Девушка открыла глаза.

– А теперь спи, – сказал Томас.

Он наклонился и поцеловал ее в губы, уложил ее волосы на подушке и вышел из комнаты. Лили осталась во тьме, и, как бы ни пыталась она думать о Кларе, мысли устремились к Аламбику. Она в тревоге гнала их прочь, вспоминая слова, услышанные в детстве от матери: о тех, кто несчастен, всегда следует безмолвствовать. Она выбралась из постели, опустилась на колени и погрузилась в безмолвие.
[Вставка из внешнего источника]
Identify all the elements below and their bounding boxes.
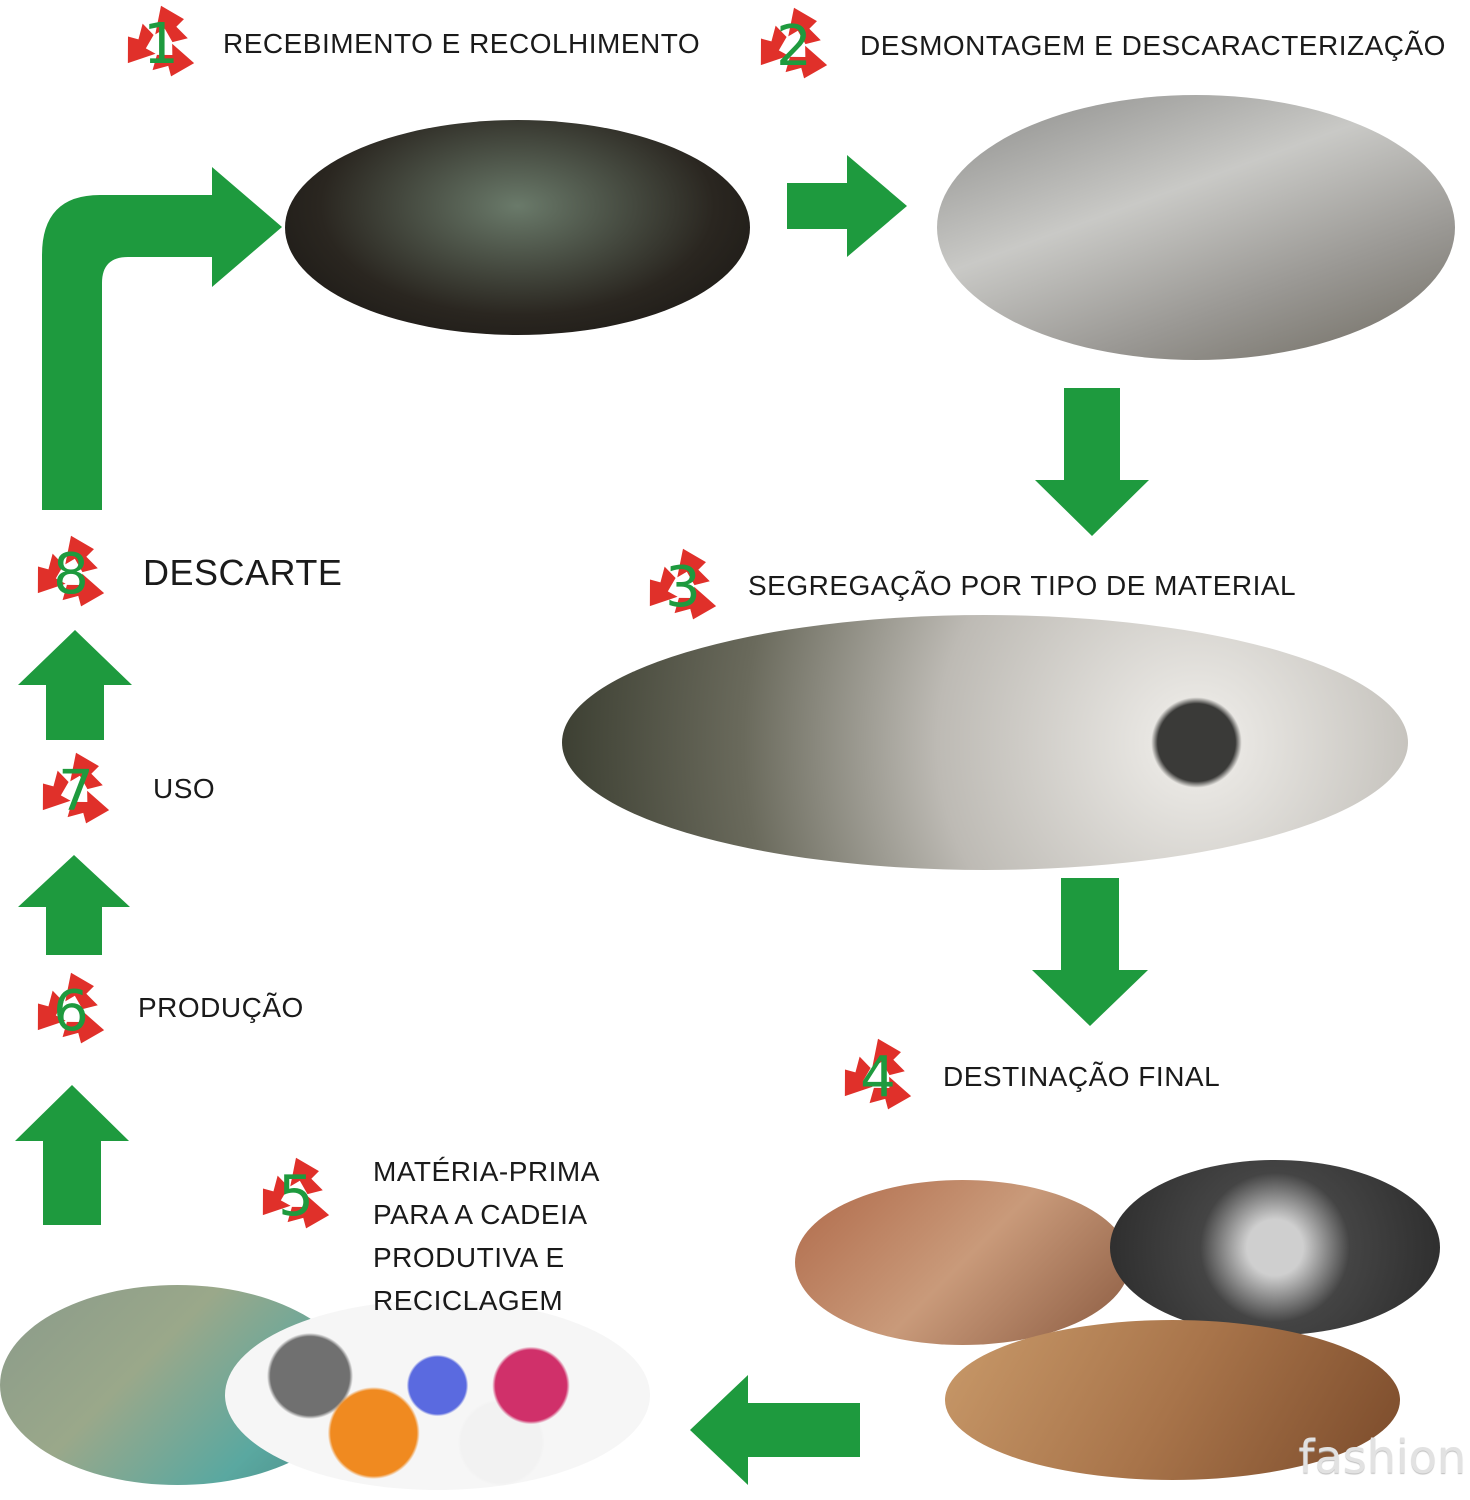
step-1-label: RECEBIMENTO E RECOLHIMENTO: [223, 28, 701, 59]
step-number: 7: [58, 758, 94, 824]
recycle-icon-step-6: 6: [24, 967, 117, 1055]
recycle-icon-step-1: 1: [114, 0, 207, 88]
step-number: 8: [53, 541, 89, 607]
arrow-up: [18, 630, 132, 740]
step-5-label: MATÉRIA-PRIMA PARA A CADEIA PRODUTIVA E …: [373, 1150, 600, 1322]
step-number: 2: [776, 13, 812, 79]
arrow-down: [1035, 388, 1149, 536]
step-number: 4: [860, 1044, 896, 1110]
watermark-logo: fashion: [1298, 1430, 1466, 1484]
arrow-down: [1032, 878, 1148, 1026]
recycle-icon-step-3: 3: [636, 543, 729, 631]
step-number: 3: [665, 554, 701, 620]
recycle-icon-step-4: 4: [831, 1033, 924, 1121]
step-5-label-line: PARA A CADEIA: [373, 1199, 588, 1230]
recycle-icon-step-8: 8: [24, 530, 117, 618]
arrow-right: [787, 155, 907, 257]
step-number: 1: [143, 11, 179, 77]
step-8-label: DESCARTE: [143, 552, 343, 593]
step-5-label-line: RECICLAGEM: [373, 1285, 564, 1316]
recycle-icon-step-7: 7: [29, 747, 122, 835]
step-number: 5: [278, 1163, 314, 1229]
step-6-label: PRODUÇÃO: [138, 992, 304, 1023]
photo-computer-disassembly: [937, 95, 1455, 360]
photo-material-segregation: [562, 615, 1408, 870]
step-5-label-line: MATÉRIA-PRIMA: [373, 1156, 600, 1187]
photo-tiles: [795, 1180, 1130, 1345]
arrow-return-to-step-1: [42, 167, 282, 510]
step-3-label: SEGREGAÇÃO POR TIPO DE MATERIAL: [748, 570, 1297, 601]
arrow-left: [690, 1375, 860, 1485]
step-number: 6: [53, 978, 89, 1044]
photo-tools: [945, 1320, 1400, 1480]
step-4-label: DESTINAÇÃO FINAL: [943, 1061, 1221, 1092]
step-7-label: USO: [153, 773, 216, 804]
arrow-up: [18, 855, 130, 955]
photo-melted-board: [1110, 1160, 1440, 1335]
photo-colored-pellets: [225, 1300, 650, 1490]
step-5-label-line: PRODUTIVA E: [373, 1242, 565, 1273]
arrow-up: [15, 1085, 129, 1225]
photo-collection-worker-tvs: [285, 120, 750, 335]
recycle-icon-step-2: 2: [747, 2, 840, 90]
step-2-label: DESMONTAGEM E DESCARACTERIZAÇÃO: [860, 30, 1446, 61]
recycle-icon-step-5: 5: [249, 1152, 342, 1240]
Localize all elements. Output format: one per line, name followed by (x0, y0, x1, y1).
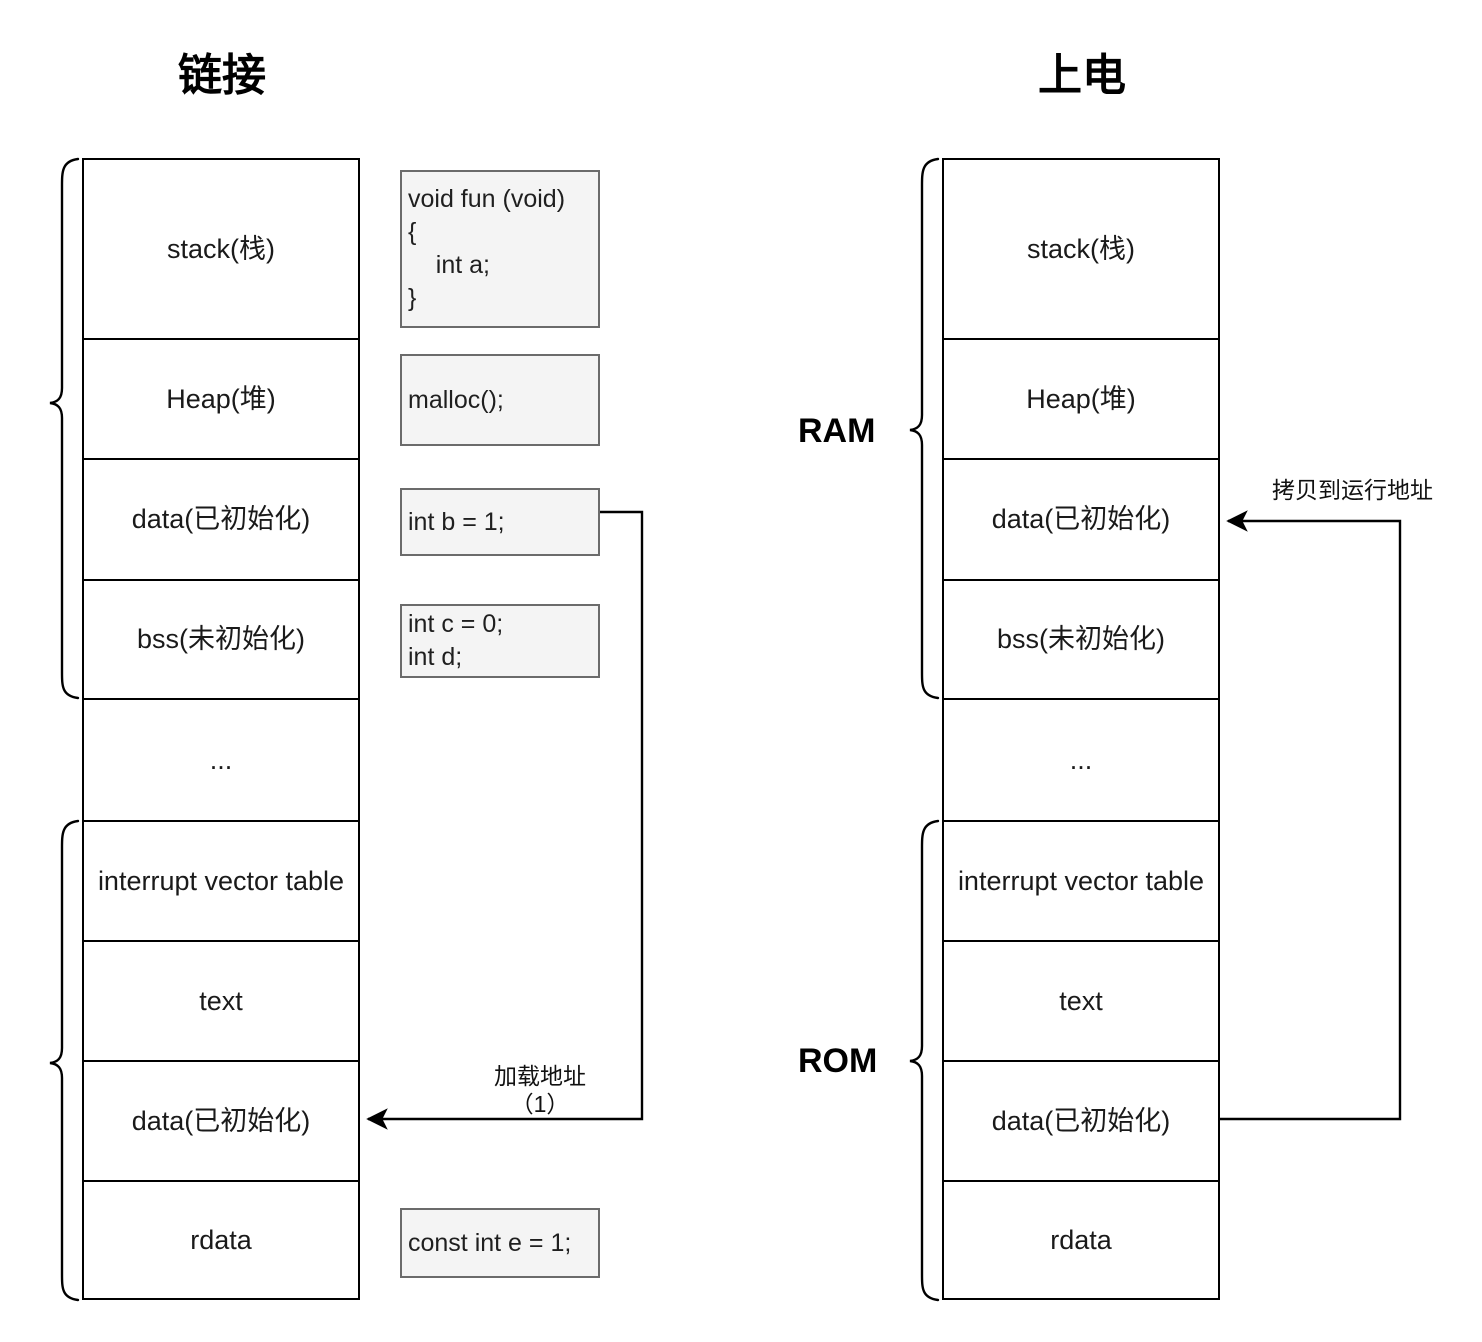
table-row: interrupt vector table (944, 822, 1218, 942)
table-row: Heap(堆) (944, 340, 1218, 460)
left-memory-table: stack(栈) Heap(堆) data(已初始化) bss(未初始化) ..… (82, 158, 360, 1300)
table-row: stack(栈) (84, 160, 358, 340)
table-row: data(已初始化) (84, 1062, 358, 1182)
code-snippet-box: int c = 0; int d; (400, 604, 600, 678)
rom-brace (909, 819, 940, 1302)
copy-to-runtime-address-arrow-label: 拷贝到运行地址 (1272, 477, 1433, 503)
table-row: data(已初始化) (944, 460, 1218, 581)
right-memory-table: stack(栈) Heap(堆) data(已初始化) bss(未初始化) ..… (942, 158, 1220, 1300)
table-row: rdata (1050, 1224, 1112, 1255)
table-row: data(已初始化) (84, 460, 358, 581)
table-row: bss(未初始化) (84, 581, 358, 700)
table-row: data(已初始化) (944, 1062, 1218, 1182)
table-row: bss(未初始化) (944, 581, 1218, 700)
ram-brace (909, 157, 940, 700)
table-row: ... (944, 700, 1218, 822)
rom-label: ROM (798, 1042, 878, 1080)
code-snippet-box: malloc(); (400, 354, 600, 446)
table-row: text (944, 942, 1218, 1062)
table-row: interrupt vector table (84, 822, 358, 942)
table-row: ... (84, 700, 358, 822)
table-row: rdata (190, 1224, 252, 1255)
table-row: Heap(堆) (84, 340, 358, 460)
right-panel-title: 上电 (1038, 51, 1126, 100)
copy-to-runtime-address-arrow (1220, 510, 1402, 1121)
code-snippet-box: int b = 1; (400, 488, 600, 556)
code-snippet-box: void fun (void) { int a; } (400, 170, 600, 328)
table-row: text (84, 942, 358, 1062)
code-snippet-box: const int e = 1; (400, 1208, 600, 1278)
left-lower-brace (49, 819, 80, 1302)
load-address-arrow-label: 加载地址 （1） (494, 1063, 586, 1118)
left-panel-title: 链接 (178, 51, 266, 100)
left-upper-brace (49, 157, 80, 700)
table-row: stack(栈) (944, 160, 1218, 340)
ram-label: RAM (798, 412, 876, 450)
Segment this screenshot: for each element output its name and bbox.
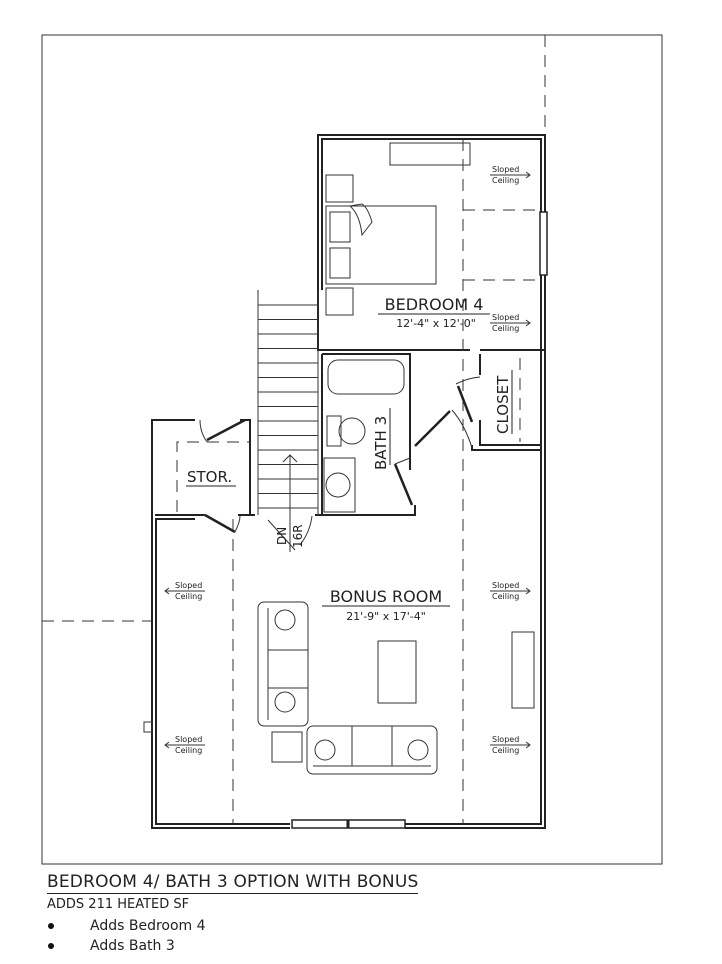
bedroom-furniture	[325, 142, 471, 316]
toilet-bowl	[338, 417, 366, 445]
stair-risers-label: 16R	[291, 524, 305, 548]
doors	[199, 376, 481, 546]
storage-label: STOR.	[187, 468, 232, 486]
sloped-label: Sloped	[492, 581, 519, 590]
bed	[325, 205, 437, 285]
stair-dn-label: DN	[275, 527, 289, 545]
bathtub	[327, 359, 405, 395]
tv-console	[511, 631, 535, 709]
option-subtitle: ADDS 211 HEATED SF	[47, 897, 190, 912]
ceiling-label: Ceiling	[492, 592, 519, 601]
sloped-label: Sloped	[175, 735, 202, 744]
dresser	[389, 142, 471, 166]
arrow-icon	[490, 171, 531, 179]
ceiling-label: Ceiling	[492, 324, 519, 333]
bath3-label: BATH 3	[372, 416, 390, 470]
drawing-frame	[41, 34, 663, 865]
sink	[325, 472, 351, 498]
sofa	[257, 601, 309, 727]
coffee-table	[377, 640, 417, 704]
ceiling-label: Ceiling	[175, 746, 202, 755]
arrow-icon	[490, 587, 531, 595]
ceiling-label: Ceiling	[492, 746, 519, 755]
bonus-furniture	[143, 601, 535, 775]
toilet-tank	[326, 415, 342, 447]
sloped-ceiling-lines	[176, 139, 538, 824]
bonus-room-label: BONUS ROOM	[330, 587, 442, 606]
closet-label: CLOSET	[494, 375, 512, 434]
sloped-label: Sloped	[492, 313, 519, 322]
nightstand	[325, 287, 354, 316]
bedroom4-label: BEDROOM 4	[385, 295, 484, 314]
staircase	[257, 290, 319, 552]
ceiling-label: Ceiling	[175, 592, 202, 601]
bullet-item: Adds Bath 3	[48, 938, 175, 954]
bath-fixtures	[323, 359, 405, 513]
arrow-icon	[164, 741, 205, 749]
sloped-label: Sloped	[492, 735, 519, 744]
sofa	[306, 725, 438, 775]
sloped-label: Sloped	[175, 581, 202, 590]
bullet-item: Adds Bedroom 4	[48, 918, 206, 934]
arrow-icon	[490, 319, 531, 327]
nightstand	[325, 174, 354, 203]
arrow-icon	[490, 741, 531, 749]
bedroom4-size: 12'-4" x 12'-0"	[396, 317, 476, 330]
bonus-room-size: 21'-9" x 17'-4"	[346, 610, 426, 623]
room-labels: BEDROOM 4 12'-4" x 12'-0" BATH 3 CLOSET …	[186, 295, 513, 623]
sloped-label: Sloped	[492, 165, 519, 174]
arrow-icon	[164, 587, 205, 595]
vanity	[323, 457, 356, 513]
end-table	[271, 731, 303, 763]
ceiling-label: Ceiling	[492, 176, 519, 185]
option-title: BEDROOM 4/ BATH 3 OPTION WITH BONUS	[47, 872, 419, 894]
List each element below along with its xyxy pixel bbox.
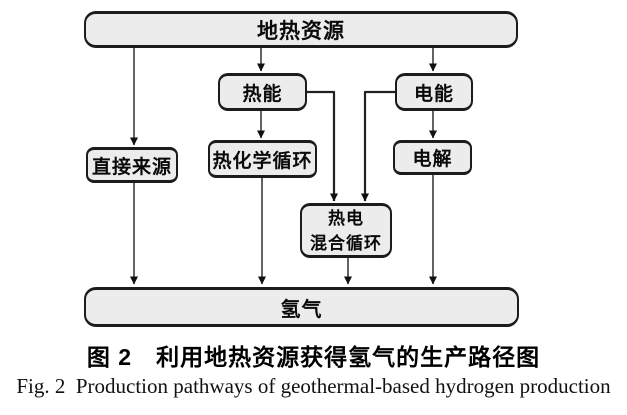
- node-hydrogen: 氢气: [84, 287, 519, 327]
- edge-thermal-hybrid: [307, 90, 338, 202]
- node-electric-energy: 电能: [395, 73, 473, 111]
- node-electrolysis: 电解: [393, 140, 472, 175]
- edge-electric-hybrid: [361, 90, 395, 202]
- node-thermochemical-cycle: 热化学循环: [208, 140, 317, 178]
- node-geothermal-resources: 地热资源: [84, 11, 518, 48]
- figure-caption-chinese: 图 2 利用地热资源获得氢气的生产路径图: [86, 344, 541, 370]
- node-direct-source: 直接来源: [86, 147, 178, 183]
- node-thermoelectric-hybrid-cycle: 热电 混合循环: [300, 203, 392, 258]
- node-thermal-energy: 热能: [218, 73, 307, 111]
- figure-caption-english: Fig. 2 Production pathways of geothermal…: [16, 374, 611, 398]
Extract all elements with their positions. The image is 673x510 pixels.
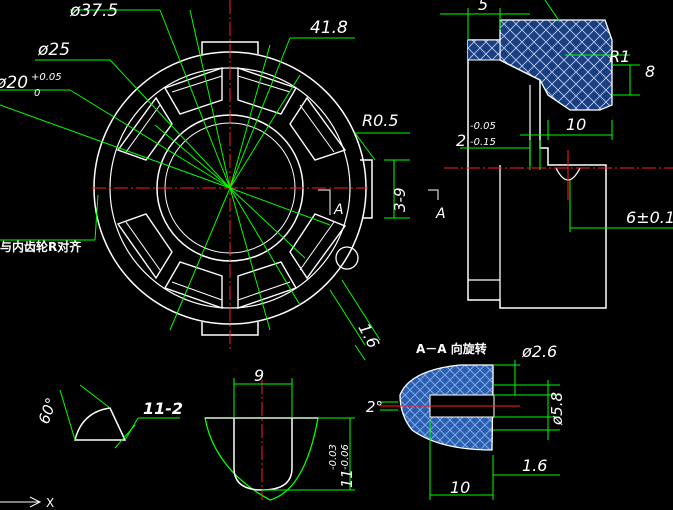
dim-d20-tol-lo: 0 [34,88,40,99]
dim-side-r1: R1 [609,47,630,66]
ucs-icon: X [0,496,54,510]
dim-41-8: 41.8 [310,18,348,38]
dim-side-6: 6±0.1 [626,208,673,227]
dim-r0-5: R0.5 [362,111,399,130]
dim-1-6-main: 1.6 [354,320,383,351]
section-label-a-right: A [435,206,446,222]
dim-wedge-11-2: 11-2 [143,399,183,418]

В скором времени на нее снизошел покой, и она как будто очутилась в мифическом городе без (ведомого) названия, пытаясь заставить Исконных молчать, но это продлилось недолго, потому что образы напирали со всех сторон, Аламбик на четвереньках выкапывал мазь, Исконные кричали друг другу то самое Слово, которое надо было разыскать и облечь в молчание, рядом с нею сидела мать с тряпицами, смоченными уксусом, Аламбик гнал прочь не'Людей (с чего бы ему этим заниматься?), подносил к носу склянку, нюхал, куда-то бежал, огромная дыра разверзлась посреди Альрауны, Безмолвие давалось тяжко, ее предупреждали, ему учатся всю жизнь, а все равно многие не могут безмолвствовать, даже когда умирают, Лили лежала в постели, вся в моче и дерьме, она спала?.. нет, ей нельзя спать; Лили поспешно завершила Безмолвие и вскочила на ноги.